At the beginning of the season there were three teams that received most of the attention in the OUA. If someone predicted a team other than Guelph, Western or McMaster to win the conference, the selection was likely made more with the heart than the head.

It's now apparent that any of the six teams that qualify for the post season could win the Yates Cup.

The O-zone:

Rain was a factor in most of the OUA games last weekend, with Laurier and Carleton being no exception. Eric Guiltinan rushed for an even 200 yards in the Hawks 17-16 win, sending the Homecoming crowd home disappointed. Jayde Rowe countered with 161 yards on the ground for the home side. Kudos go out to the Ravens o-line as Carleton threw the ball 36 times and remarkably didn't surrender a sack to the much-vaunted Laurier defence, though the Hawks did force five turnovers. Laurier also didn't give up a sack on 17 passing attempts.

Like the Golden Hawks, Ottawa upped its record to 3-0 with a 31-28 win over Guelph in double overtime. Derek Wendel's third touchdown pass of the game was to Trevor Kennedy in the second extra frame, making it the football equivalent of a baseball walk off. Mitchell Baines had his third consecutive 100+ yard receiving game for Ottawa, who also saw Bryce Viera rush for 113 yards. A'Dre Fraser returned to the lineup for the Gryphons and was James Roberts favourite target. He caught a dozen passes for 98 yards, while Johnny Augustine added 153 more on the ground. Ottawa's Sam Randazzo had the game's only sack. This game was remarkably close in virtually every statistical category. Nobody would complain about a post-season rematch.

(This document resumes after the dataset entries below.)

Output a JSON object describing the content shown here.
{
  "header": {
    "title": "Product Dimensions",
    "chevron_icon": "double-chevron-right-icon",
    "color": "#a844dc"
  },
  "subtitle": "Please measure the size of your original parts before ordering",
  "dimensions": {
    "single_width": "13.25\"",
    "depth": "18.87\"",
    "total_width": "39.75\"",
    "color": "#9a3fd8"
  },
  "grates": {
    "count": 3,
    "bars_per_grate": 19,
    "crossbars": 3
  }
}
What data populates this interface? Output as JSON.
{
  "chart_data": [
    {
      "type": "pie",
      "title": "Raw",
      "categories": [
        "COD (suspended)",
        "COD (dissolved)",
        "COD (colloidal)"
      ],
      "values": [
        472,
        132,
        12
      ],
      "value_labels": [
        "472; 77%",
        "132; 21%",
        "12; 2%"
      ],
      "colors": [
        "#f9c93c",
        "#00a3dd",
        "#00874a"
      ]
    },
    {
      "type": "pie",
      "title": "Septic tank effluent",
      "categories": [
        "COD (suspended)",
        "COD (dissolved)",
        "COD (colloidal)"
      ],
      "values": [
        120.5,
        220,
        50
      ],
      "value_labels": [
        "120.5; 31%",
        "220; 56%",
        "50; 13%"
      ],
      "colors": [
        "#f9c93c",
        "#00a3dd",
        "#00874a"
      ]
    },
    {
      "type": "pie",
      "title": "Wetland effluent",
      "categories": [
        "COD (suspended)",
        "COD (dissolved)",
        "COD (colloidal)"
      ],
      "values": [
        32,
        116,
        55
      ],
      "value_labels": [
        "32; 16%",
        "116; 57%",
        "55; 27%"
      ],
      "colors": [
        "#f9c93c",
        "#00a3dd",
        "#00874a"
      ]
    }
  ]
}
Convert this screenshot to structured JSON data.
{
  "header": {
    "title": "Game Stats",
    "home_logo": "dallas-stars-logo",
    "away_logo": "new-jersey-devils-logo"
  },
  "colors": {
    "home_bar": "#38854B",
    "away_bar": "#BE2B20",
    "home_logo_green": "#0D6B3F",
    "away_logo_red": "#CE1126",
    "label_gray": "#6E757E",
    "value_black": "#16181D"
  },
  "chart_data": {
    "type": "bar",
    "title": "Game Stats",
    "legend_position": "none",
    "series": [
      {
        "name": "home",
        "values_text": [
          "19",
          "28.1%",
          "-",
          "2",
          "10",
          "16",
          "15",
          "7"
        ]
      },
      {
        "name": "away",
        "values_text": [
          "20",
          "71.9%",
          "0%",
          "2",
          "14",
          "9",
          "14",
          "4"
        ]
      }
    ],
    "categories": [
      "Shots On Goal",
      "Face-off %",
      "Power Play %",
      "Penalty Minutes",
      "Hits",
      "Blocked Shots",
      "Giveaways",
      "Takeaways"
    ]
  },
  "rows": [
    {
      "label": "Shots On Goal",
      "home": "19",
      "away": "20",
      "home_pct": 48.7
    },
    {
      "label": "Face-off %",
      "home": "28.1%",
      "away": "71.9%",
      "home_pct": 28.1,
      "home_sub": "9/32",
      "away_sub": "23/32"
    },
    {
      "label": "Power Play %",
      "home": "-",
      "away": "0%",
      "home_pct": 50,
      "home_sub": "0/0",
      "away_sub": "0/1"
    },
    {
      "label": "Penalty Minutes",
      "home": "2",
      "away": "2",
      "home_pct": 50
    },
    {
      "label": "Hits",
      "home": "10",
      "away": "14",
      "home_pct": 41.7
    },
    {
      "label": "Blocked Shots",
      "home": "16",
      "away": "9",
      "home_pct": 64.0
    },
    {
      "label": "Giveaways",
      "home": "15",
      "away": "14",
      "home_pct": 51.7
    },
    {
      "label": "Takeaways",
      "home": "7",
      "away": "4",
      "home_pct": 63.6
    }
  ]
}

It was only appropriate that long-time rivals Queen's and Western would open the new Richardson Stadium in Kingston. The Mustangs spoiled the party with a 27-13 win. The Mustangs dominant rushing attack was on display, as they rolled up 328 yards on the ground, led by Alex Taylor, who was two yards shy of a 200-yard day. Queen's usually reliable ground game was held in check. Jonah Pataki was held to 37 yards on 11 carries. Gaels quarterback Nate Hobbs actually led the Tricolour with 64 rushing yards, but threw three interceptions. Chris Merchant played the entire game at QB for Western, but went only 6-13 passing for 65 yards. John Biewald was a disruptive force for Western with a pair of sacks and three tackles for a loss.

Nate Hobbs brother Marcus had a much happier day quarterbacking his team to a win in the 47th annual Red and Blue Bowl. The U-of-T won its fourth straight Argo Cup with a 45-18 win over York. The Blues scored the game's final 21 points to blow open what had been a close game. Hobbs threw for 210 yards and a pair of TDs, a 76-yarder to Rahul Madan and a 65-yard strike to Anthony Naccarato. Both Alex Malone and Kaleb Leach rushed for over 100 yards. Kayden Johnson rushed for a whopping 207 yards for the Lions. Michael Runowski had a 10-tackle afternoon for York.

Chris Pezzetta had a pair of rushing majors for McMaster in its 35-0 win over Waterloo. Jordan Lyons picked up 105 yards on the ground for the Marauders. Mac recorded five interceptions on the day. Adam Preocanin booted a 49-yard field goal in the win, the second longest in CIS play this year. He also leads the country with 12 field goals. Kurtis Gray may have been the bright spot for Waterloo. He totalled eight tackles, a pair of sacks and as many tackles for a loss.